Let’s all play doctor

Do you have what it takes to get through the Multiple Mini Interview?

090915_gradschool_doctor_slideIn the late 1990s, medical faculty at McMaster University in Hamilton were growing increasingly frustrated with the interviews used to evaluate medical school applicants. Even the most conscientious interviewers, it seemed, were biased, and there was often no correlation between the interview process and the subsequent performance of students. “The way we were admitting students was approaching being unethical,” explains Jack Rosenfeld, a professor emeritus in pathology and molecular medicine at McMaster. “The interview process was letting in people who should not have gotten in and excluding people who should have.”

So Rosenfeld and his colleagues proposed a radical new system called the Multiple Mini Interview (MMI). Instead of rattling off prepared responses to typical interview questions, applicants would have to work through 10 to 12 eight-minute stations where they’d respond to carefully scripted actors, tackle ethical dilemmas or try to solve hands-on problems—all under the watchful eyes of a group of interviewers.

The MMI was a success: a 2004 study published in the journal Medical Education found that it succeeded in diluting the effects of interviewer bias and provided valuable insights into an applicant’s abilities. A 2007 follow-up study found significant correlations between MMI results and later performance on clinical clerkships and national licensing exams.

Now, five years after McMaster implemented the MMI—in the face of aggressive resistance from the health care establishment—12 of Canada’s 17 medical schools have adopted the practice. In fact, the MMI that McMaster pioneered has spread to universities in England, Australia and New Zealand.

How applicants are judged remains a closely guarded secret. Medical schools provide little information on how to prepare, and at most universities anyone taking the MMI is required to sign a confidentiality agreement. Med schools are serious about keeping the mystery in how the MMI works; one applicant who snuck into a training session for judges (specific questions were not discussed) was banned from applying for seven years.

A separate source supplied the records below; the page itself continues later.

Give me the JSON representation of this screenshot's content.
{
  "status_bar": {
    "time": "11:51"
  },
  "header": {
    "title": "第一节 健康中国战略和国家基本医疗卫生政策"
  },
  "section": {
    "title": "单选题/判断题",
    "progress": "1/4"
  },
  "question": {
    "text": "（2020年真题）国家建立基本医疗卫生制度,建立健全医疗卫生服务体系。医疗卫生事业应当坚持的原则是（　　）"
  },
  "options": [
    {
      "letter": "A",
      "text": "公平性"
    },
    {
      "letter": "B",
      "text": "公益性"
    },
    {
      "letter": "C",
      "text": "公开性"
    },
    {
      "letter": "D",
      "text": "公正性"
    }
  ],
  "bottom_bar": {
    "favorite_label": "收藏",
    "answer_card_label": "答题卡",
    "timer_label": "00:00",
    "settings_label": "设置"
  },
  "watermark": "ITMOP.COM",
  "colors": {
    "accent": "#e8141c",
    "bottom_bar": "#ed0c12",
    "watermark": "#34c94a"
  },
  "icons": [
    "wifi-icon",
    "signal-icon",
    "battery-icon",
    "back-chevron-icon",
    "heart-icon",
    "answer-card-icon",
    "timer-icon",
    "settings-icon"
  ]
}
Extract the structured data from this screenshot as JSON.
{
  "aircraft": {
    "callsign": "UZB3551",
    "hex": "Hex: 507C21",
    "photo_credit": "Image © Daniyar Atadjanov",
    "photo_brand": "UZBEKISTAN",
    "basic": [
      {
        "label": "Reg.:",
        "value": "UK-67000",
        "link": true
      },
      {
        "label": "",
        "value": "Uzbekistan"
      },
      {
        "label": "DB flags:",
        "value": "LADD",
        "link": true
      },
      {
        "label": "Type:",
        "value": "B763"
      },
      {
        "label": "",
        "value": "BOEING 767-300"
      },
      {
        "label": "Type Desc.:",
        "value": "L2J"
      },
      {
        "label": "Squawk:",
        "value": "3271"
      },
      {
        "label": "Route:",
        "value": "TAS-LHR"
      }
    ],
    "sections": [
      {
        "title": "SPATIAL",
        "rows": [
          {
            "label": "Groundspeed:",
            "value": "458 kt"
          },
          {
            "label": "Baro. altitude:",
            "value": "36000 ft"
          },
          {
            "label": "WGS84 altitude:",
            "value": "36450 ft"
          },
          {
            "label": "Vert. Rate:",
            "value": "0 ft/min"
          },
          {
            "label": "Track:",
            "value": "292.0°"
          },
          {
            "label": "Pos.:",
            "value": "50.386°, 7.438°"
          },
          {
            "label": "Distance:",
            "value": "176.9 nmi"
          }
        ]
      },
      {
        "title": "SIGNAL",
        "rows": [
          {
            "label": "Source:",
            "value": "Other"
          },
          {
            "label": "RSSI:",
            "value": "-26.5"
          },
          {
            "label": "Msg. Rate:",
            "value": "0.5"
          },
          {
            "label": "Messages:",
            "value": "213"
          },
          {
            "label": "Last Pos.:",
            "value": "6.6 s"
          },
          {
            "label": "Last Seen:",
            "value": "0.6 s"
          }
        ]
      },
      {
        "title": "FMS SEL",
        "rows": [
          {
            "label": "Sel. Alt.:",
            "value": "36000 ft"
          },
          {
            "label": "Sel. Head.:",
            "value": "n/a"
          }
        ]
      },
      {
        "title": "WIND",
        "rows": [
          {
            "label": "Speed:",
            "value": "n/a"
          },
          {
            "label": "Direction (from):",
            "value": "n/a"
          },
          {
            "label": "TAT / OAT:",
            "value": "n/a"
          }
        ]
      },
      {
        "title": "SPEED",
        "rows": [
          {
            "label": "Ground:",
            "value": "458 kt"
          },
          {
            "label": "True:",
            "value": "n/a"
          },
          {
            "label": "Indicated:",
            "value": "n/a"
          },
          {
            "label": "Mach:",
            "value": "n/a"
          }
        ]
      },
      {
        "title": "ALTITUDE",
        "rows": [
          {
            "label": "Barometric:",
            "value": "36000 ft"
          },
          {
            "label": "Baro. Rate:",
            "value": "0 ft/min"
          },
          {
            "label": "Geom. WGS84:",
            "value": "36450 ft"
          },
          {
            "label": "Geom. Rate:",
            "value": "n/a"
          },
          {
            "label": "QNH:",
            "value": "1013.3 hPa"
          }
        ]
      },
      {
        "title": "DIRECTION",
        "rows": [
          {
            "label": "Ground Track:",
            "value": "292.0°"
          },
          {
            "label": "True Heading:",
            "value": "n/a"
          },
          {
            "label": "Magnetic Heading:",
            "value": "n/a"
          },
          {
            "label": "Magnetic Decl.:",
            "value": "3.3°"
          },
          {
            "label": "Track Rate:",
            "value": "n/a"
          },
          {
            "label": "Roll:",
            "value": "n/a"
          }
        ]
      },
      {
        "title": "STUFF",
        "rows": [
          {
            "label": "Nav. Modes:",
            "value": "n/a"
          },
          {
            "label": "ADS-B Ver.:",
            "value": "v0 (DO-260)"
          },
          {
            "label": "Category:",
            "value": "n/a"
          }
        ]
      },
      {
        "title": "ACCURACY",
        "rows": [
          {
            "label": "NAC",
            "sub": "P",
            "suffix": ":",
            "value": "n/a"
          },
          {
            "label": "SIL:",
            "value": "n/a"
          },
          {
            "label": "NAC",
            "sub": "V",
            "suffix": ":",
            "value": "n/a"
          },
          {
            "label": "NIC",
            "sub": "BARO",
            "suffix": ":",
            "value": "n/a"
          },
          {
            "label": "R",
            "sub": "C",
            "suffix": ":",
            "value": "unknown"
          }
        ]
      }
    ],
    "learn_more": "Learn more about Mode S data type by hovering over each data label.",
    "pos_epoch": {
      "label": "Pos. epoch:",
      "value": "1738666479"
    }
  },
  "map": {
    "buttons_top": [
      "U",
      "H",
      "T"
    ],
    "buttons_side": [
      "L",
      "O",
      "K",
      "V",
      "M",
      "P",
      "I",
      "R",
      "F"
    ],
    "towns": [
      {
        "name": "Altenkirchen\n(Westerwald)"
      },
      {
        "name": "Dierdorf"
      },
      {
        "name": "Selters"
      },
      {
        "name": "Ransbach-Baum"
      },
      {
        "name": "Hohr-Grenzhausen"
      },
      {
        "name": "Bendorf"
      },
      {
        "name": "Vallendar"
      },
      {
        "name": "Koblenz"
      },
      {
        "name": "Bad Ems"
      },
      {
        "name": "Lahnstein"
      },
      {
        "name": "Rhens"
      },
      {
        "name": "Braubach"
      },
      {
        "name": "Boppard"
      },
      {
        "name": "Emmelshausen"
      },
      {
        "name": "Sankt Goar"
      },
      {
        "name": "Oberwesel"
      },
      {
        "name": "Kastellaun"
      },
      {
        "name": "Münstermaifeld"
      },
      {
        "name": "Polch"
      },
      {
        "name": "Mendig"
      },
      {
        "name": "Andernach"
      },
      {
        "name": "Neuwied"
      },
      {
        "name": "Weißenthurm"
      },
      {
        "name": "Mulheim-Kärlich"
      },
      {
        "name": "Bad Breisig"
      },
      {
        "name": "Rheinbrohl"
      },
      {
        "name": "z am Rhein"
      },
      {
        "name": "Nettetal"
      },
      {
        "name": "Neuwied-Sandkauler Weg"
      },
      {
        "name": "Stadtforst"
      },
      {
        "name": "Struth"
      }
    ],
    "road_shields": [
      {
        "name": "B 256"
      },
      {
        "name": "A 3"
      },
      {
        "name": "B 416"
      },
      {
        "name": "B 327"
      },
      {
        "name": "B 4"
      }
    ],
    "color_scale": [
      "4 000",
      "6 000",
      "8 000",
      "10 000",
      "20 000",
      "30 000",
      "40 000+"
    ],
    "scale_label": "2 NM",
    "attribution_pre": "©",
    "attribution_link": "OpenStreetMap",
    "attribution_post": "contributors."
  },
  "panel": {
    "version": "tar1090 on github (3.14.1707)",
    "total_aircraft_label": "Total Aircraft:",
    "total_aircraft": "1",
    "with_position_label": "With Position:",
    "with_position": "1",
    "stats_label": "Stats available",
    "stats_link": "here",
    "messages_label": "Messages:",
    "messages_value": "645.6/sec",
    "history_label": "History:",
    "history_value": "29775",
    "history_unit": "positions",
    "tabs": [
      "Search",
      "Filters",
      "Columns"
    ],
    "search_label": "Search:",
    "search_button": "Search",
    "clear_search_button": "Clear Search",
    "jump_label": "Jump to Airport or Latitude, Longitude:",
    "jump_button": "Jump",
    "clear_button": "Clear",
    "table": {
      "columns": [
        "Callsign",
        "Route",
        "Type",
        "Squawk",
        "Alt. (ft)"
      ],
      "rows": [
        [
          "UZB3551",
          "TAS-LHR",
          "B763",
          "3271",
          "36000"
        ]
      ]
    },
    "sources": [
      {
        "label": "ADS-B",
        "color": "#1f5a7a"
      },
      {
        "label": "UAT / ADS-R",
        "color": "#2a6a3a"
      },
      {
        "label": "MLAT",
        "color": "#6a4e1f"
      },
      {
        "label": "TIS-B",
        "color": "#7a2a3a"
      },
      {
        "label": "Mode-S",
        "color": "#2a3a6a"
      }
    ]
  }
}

Happily, Maclean’s is under no such restrictions. We spoke to medical school faculty, successful and unsuccessful applicants, and people who served as MMI judges to find out what happens during the interview process—and what kind of person med schools are looking for.

How to prepare
While the MCAT (medical college admission test) exam reveals an applicant’s knowledge base, the MMI is designed to assess “soft skills”: communication, problem solving, judgment, life experience, ethics, professionalism, empathy and so on. Of course, being empathetic is not something you can simply study up on in the month before the interview. And that’s why the MMI is famously difficult to prepare for.
Common approaches include practising example questions that are posted online and reading up on medical ethics issues in academic journals. Some schools offer mock MMI sessions, but at least one successful applicant interviewed for this article chose not to take it. “I think I did well because I was just myself, genuine. I didn’t have formulated answers,” said first-year McMaster med student Rachel Lamont. “A lot of people had what they were going to say planned. That’s not natural.”

Rosenfeld also cautioned against practising. When asked how best to prepare, he quoted his colleague, a high-profile American neuroscientist: “The only way to prepare is to start reading when you’re 15, and read everything that you can.”